Algorithms and Frameworks for OCR and Content-based Image Retrieval
Jike Chong, Bryan Christopher Catanzaro, Narayanan Sundaram, Fares Hedayati and Kurt Keutzer
A new breed of general-purpose manycore computing platform is emerging. Exemplary examples include the Niagara from Sun Microsystems, the G80 from Nvidia, the Cell from IBM, and the up-coming Larrabee from Intel. These manycore processors each pack 8-32 relatively simple cores on a chip, capable of supporting up to 100s of threads, and boast tremendous potential peak single-chip performances up to the range of Tera-FLOPS. However, traditional algorithms and applications in many domains cannot take advantage of much of the parallelism provided by these platforms.
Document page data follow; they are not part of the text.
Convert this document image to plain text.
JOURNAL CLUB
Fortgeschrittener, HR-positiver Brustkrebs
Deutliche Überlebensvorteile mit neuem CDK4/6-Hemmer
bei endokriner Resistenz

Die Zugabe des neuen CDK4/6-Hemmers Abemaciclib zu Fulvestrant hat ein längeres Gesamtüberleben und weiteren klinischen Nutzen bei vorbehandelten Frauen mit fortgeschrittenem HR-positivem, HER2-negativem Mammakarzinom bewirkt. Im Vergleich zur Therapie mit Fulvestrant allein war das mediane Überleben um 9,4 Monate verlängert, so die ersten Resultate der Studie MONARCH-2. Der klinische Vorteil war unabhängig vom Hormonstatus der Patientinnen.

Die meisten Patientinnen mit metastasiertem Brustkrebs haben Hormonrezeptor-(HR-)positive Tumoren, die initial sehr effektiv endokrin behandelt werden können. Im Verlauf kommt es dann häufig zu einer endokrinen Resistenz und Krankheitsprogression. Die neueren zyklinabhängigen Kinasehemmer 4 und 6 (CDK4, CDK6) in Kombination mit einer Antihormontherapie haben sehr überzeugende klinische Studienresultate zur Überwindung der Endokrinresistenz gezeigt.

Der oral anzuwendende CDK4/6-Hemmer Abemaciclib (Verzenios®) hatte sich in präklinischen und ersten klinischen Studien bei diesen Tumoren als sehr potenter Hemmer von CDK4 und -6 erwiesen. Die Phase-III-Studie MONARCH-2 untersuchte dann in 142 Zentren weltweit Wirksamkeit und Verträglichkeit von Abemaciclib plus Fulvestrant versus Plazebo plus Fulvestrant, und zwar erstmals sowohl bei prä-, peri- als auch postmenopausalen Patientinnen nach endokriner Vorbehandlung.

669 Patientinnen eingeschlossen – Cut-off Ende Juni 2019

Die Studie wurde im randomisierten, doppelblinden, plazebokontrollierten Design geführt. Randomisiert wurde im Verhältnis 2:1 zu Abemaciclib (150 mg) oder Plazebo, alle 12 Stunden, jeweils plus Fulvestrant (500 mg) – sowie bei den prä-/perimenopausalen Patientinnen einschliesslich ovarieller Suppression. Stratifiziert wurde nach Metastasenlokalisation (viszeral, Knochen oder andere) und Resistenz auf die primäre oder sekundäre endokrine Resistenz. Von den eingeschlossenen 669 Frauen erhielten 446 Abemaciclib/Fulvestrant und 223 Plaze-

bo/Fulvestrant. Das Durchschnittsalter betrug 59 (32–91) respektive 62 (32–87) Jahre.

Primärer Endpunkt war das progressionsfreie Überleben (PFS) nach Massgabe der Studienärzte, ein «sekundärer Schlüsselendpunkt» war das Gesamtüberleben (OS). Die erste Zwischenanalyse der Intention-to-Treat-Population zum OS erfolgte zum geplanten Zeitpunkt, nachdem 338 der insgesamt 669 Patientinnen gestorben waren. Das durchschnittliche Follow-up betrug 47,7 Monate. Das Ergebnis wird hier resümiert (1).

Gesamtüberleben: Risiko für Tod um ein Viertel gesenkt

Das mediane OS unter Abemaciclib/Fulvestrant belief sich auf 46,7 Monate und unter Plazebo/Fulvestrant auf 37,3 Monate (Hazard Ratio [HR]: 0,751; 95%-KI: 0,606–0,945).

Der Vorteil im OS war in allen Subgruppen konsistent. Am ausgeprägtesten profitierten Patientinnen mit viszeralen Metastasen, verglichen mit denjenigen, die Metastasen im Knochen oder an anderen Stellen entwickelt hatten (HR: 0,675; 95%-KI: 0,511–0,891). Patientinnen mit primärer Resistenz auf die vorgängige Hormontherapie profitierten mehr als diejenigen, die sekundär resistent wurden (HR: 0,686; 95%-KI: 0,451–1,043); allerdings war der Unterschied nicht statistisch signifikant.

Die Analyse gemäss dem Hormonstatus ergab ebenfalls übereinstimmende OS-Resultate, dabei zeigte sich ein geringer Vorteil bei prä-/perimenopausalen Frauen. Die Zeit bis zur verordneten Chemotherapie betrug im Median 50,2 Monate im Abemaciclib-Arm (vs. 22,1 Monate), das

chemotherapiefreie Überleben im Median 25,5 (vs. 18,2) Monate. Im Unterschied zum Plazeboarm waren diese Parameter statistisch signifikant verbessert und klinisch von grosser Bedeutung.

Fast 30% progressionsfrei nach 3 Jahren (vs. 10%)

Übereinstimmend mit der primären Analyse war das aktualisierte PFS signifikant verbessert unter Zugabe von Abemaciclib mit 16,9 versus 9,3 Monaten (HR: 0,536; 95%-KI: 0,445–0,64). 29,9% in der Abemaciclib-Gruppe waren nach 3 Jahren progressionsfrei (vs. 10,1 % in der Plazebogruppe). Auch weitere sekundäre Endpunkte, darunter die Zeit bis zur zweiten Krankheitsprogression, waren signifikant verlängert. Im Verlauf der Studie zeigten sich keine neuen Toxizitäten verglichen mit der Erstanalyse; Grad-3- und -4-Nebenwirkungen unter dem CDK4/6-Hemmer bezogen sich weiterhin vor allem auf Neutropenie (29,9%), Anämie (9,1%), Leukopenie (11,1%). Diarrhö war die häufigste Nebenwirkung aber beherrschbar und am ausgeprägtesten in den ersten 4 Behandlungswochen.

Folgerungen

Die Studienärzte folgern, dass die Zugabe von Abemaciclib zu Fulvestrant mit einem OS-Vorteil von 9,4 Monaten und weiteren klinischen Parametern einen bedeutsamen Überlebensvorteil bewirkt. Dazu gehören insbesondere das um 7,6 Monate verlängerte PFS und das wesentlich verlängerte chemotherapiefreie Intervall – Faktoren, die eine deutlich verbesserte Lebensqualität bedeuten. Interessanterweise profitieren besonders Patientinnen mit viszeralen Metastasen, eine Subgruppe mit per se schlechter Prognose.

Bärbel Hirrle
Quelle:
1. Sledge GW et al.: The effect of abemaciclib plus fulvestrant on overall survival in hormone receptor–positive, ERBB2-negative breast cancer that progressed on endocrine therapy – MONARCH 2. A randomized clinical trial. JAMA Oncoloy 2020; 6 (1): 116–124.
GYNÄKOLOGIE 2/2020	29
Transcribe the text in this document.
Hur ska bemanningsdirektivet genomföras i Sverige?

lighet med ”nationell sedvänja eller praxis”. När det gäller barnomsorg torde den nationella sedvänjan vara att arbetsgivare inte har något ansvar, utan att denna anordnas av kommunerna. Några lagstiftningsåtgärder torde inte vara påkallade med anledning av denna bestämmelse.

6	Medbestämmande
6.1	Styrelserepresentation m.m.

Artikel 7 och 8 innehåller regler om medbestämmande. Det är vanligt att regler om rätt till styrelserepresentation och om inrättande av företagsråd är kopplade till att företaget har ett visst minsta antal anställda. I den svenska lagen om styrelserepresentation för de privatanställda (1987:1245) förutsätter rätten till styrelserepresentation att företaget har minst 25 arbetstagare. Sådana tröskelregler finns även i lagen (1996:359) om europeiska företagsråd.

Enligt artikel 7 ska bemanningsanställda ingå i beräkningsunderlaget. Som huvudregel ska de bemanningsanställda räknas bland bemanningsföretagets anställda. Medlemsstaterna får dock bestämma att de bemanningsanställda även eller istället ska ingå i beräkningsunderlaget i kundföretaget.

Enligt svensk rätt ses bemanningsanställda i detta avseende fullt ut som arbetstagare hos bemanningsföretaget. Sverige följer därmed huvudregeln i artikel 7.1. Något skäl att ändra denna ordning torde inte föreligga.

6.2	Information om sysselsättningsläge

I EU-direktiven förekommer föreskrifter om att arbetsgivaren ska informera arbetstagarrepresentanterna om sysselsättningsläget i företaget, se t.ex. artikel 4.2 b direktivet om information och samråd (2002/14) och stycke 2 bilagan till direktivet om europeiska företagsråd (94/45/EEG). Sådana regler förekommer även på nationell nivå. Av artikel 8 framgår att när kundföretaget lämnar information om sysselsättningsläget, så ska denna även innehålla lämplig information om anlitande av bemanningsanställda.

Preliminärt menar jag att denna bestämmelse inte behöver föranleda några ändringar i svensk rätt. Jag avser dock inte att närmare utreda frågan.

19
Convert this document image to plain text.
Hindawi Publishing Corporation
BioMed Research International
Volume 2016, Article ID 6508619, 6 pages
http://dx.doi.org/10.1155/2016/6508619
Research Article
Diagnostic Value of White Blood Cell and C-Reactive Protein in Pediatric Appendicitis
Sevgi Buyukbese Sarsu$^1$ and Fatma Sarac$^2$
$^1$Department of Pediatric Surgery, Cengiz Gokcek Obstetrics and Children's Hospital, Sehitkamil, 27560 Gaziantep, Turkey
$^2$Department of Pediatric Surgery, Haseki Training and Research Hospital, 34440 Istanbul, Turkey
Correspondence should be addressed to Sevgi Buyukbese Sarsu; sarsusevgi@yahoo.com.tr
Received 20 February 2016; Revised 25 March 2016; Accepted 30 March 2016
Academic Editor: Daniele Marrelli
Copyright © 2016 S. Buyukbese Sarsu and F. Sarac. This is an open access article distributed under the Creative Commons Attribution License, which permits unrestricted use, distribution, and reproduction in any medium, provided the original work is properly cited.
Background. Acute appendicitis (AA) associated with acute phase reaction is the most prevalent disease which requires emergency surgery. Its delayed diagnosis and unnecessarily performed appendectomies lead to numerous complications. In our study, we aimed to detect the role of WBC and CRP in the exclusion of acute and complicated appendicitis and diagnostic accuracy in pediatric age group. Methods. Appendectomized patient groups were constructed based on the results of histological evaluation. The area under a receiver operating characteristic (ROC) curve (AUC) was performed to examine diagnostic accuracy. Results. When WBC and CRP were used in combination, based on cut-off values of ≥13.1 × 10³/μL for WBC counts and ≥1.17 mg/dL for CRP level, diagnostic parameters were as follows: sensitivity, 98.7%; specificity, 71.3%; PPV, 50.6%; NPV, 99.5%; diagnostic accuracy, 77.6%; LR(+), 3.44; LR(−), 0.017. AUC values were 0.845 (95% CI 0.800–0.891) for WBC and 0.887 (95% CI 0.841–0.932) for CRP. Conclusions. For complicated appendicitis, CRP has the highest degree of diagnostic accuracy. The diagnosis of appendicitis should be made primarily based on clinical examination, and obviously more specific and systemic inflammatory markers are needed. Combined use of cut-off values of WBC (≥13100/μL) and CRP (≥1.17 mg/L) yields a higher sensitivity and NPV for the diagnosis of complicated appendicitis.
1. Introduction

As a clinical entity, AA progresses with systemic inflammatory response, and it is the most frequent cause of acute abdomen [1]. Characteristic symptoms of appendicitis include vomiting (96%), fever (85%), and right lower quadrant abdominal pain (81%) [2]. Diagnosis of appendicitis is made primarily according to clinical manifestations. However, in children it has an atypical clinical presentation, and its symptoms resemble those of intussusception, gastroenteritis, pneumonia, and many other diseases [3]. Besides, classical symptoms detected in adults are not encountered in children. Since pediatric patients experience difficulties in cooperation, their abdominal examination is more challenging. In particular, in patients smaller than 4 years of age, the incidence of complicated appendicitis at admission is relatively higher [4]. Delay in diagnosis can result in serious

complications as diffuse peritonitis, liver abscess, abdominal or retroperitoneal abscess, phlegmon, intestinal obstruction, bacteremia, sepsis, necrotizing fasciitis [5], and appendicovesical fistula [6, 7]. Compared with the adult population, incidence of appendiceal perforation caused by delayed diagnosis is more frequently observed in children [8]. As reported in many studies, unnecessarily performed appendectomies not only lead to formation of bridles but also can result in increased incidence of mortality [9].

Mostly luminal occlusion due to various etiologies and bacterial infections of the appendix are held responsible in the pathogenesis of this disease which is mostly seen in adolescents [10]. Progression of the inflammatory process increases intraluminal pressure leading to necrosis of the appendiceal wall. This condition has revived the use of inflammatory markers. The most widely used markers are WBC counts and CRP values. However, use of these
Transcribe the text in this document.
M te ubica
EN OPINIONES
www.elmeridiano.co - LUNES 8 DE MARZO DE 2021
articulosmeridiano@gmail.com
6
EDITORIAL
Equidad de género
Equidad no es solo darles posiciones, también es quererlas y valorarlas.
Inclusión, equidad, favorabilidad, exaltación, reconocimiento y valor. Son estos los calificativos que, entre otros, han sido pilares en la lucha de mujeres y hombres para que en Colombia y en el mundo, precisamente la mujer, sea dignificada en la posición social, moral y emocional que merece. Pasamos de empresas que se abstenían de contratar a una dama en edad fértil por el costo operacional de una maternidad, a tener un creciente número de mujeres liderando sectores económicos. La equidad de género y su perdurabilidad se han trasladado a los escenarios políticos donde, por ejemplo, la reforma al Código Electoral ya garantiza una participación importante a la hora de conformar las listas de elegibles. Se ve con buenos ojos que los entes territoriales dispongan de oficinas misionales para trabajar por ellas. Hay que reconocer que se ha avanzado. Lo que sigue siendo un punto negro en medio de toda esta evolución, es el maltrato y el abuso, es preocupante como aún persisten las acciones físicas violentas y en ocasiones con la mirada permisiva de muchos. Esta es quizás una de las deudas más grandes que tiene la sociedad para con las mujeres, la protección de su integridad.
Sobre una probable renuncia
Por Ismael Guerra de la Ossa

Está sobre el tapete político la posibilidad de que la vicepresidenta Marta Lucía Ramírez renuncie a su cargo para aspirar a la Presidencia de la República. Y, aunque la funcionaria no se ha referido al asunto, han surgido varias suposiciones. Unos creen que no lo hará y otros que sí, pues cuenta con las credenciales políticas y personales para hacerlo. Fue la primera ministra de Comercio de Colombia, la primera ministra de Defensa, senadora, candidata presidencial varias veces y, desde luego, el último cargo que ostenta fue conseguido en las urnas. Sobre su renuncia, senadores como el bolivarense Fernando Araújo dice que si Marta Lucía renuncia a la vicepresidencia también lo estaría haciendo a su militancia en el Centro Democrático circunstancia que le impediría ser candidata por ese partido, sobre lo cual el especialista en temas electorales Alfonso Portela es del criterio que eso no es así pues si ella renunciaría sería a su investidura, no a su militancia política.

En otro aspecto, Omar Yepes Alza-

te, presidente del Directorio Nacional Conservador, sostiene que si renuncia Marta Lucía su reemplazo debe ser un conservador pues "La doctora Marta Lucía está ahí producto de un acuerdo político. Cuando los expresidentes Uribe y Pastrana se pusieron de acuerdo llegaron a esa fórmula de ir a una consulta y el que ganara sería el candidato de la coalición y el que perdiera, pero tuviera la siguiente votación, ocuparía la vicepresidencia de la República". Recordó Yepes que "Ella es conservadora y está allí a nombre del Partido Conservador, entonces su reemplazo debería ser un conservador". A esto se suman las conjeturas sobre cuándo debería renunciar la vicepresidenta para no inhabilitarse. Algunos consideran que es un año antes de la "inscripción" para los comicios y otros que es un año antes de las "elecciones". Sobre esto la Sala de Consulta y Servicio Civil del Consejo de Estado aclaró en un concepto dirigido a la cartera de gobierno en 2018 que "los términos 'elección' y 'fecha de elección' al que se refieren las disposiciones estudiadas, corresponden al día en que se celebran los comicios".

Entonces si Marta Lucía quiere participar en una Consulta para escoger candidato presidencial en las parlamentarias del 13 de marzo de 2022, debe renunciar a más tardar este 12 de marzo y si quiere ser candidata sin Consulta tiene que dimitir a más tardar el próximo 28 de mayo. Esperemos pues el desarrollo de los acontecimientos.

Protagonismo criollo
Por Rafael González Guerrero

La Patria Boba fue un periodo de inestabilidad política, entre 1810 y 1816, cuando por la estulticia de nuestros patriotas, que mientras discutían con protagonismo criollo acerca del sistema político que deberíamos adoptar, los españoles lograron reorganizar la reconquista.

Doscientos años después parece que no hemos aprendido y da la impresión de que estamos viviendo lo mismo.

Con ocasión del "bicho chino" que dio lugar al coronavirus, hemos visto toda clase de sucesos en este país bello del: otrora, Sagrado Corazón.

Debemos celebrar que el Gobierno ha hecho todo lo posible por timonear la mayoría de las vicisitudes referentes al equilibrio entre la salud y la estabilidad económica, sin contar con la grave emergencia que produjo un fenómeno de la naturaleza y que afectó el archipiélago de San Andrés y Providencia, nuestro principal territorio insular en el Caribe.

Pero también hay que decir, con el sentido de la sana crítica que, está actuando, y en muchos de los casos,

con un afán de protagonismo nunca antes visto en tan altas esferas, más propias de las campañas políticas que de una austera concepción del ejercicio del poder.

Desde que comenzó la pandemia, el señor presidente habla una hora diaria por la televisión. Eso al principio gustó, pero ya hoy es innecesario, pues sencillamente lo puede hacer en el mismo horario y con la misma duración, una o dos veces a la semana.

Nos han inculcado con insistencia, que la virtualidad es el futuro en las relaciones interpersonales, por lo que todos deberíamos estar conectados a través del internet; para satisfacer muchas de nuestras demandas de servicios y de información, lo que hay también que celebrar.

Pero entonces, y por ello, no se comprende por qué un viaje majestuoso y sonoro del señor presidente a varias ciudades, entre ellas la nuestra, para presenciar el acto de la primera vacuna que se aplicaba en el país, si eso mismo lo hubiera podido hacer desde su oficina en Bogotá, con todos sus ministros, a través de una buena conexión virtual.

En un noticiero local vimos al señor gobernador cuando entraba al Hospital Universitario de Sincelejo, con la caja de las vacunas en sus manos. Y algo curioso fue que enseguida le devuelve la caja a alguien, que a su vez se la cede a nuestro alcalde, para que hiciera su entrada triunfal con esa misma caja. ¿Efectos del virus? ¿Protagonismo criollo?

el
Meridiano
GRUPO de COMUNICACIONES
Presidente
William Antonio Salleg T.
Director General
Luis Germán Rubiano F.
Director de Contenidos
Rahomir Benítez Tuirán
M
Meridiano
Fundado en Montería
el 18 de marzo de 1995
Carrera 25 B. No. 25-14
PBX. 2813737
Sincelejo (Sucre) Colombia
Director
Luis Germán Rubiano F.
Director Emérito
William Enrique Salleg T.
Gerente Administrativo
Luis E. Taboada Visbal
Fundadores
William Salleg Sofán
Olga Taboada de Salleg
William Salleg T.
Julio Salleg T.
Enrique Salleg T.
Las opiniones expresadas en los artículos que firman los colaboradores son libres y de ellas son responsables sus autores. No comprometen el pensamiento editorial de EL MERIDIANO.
The ParLab at Berkeley was recently founded in part to help meet this acute need for novel algorithmic approaches to unleash the performance potentials of emerging manycore platforms for a wide range of application domains. It proposes to concentrate on analyzing the communication and computation patterns (or Dwarfs) of important classes of algorithms underlying modern application domains, and develop techniques to efficiently parallelize them for the general purpose manycore platforms.
We concentrate on the domain of image recognition and retrieval, leveraging the Intel PIRO content-based image retrieval framework as a motivating application. Specifically, we study the parallelization of classification algorithms for machine learning, and develop parallelization techniques to improve the performance of these algorithms and applications on the emerging manycore platforms.